Please do not impersonate the actor’s representation of the below character in the film or television version.

DOGMA

Written By Kevin Smith


BETHANY

My first year in college. All through high school, I’d dated the same guy – Walter Flannigan. We were really in love, right? So much so that we decided to go to Carnegie Mellon together…that’s this college in Pittsburgh. So there we are – away at school, and there’s suddenly no parents to worry about anymore. So we’re screwing like rabbits – just constantly doing it. And I wound up getting pregnant. So he begs me to have it. He says we should quit school and get married, and I’m telling him that we’ll screw up our educations. We fought for about a week – my argument being there was no rush to have kids, you know? We could always have a baby in a couple of years – after school. So I got the abortion against his wishes . . . I mean, what the hell – it was my body, right? After graduation we got married and immediately set about trying to have kids. We tried like hell for the first six months, and – nothing. So I went to a gynaecologist to see it everything was okay on my end. (Pause) It wasn’t. My uterine wall had this fissure. It seems that the doctor who performed the procedure on me years before had somehow botched it. I’d never be able to have a child. (Takes a breath) So there I am – devastated. And now I have to go home to break the news to my husband who years before had begged me to have the baby – his baby. And after I explain it to him through my tears, he sits on the couch and rubs his eyes. And in the calmest, most rational voice I’ve ever heard anybody use in my life, he asks me for a divorce. And I fought him, you know? I tried to talk him out of it, told him there were alternatives, like we could adopt. And all he said was he wanted a wife who could have his children. (Pause)
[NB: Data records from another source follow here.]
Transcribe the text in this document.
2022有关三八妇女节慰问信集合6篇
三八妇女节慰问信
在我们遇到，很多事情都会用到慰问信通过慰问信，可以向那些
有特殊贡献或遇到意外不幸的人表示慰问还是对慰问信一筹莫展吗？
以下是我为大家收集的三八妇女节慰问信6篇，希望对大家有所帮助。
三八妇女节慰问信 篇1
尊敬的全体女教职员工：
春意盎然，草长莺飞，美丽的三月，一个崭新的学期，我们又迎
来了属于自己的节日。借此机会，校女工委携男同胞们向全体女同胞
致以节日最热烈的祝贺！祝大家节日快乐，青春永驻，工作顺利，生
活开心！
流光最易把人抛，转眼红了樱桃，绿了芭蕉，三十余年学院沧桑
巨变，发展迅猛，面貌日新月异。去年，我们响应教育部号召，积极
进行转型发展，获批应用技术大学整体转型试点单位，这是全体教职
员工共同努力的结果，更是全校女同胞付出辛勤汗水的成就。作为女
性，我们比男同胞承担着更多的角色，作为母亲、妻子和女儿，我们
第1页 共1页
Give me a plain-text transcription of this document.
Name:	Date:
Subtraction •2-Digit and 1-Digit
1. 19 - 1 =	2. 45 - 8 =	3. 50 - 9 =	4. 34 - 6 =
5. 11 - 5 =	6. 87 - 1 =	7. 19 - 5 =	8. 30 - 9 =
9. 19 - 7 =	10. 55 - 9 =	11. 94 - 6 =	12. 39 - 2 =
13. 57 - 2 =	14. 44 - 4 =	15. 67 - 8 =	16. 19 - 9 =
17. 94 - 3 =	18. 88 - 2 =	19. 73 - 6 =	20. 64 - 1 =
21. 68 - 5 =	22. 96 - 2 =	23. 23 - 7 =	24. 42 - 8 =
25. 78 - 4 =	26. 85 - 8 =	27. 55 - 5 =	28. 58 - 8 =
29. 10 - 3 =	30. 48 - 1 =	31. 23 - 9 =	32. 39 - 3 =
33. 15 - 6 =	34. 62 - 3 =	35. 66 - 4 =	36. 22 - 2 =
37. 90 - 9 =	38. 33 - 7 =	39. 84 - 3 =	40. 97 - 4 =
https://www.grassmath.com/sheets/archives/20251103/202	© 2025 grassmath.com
I remember the exact moment I lost my faith. I was on the phone with my mother, and she was trying to council me through this…thing, and nothing she was saying was making me feel any better. and she said, ‘Bethany….God has a plan.” I was…I was so angry with her. I was, like…what about my plans, you know? I had planned to have a family…with my husband…wasn’t that plan good enough for God? (Pause) Apparently not. I hate thoughts like that, but y’know, they come to you – you can’t help it. When you’re a kid, you never question the whole faith thing. Nope. God’s in heaven, and he’s…she’s…always got her eye on you. I would give anything to feel that way again. (Pause) So anyway – my husband remarried. He had two kids in two years with his new wife. We never spoke again.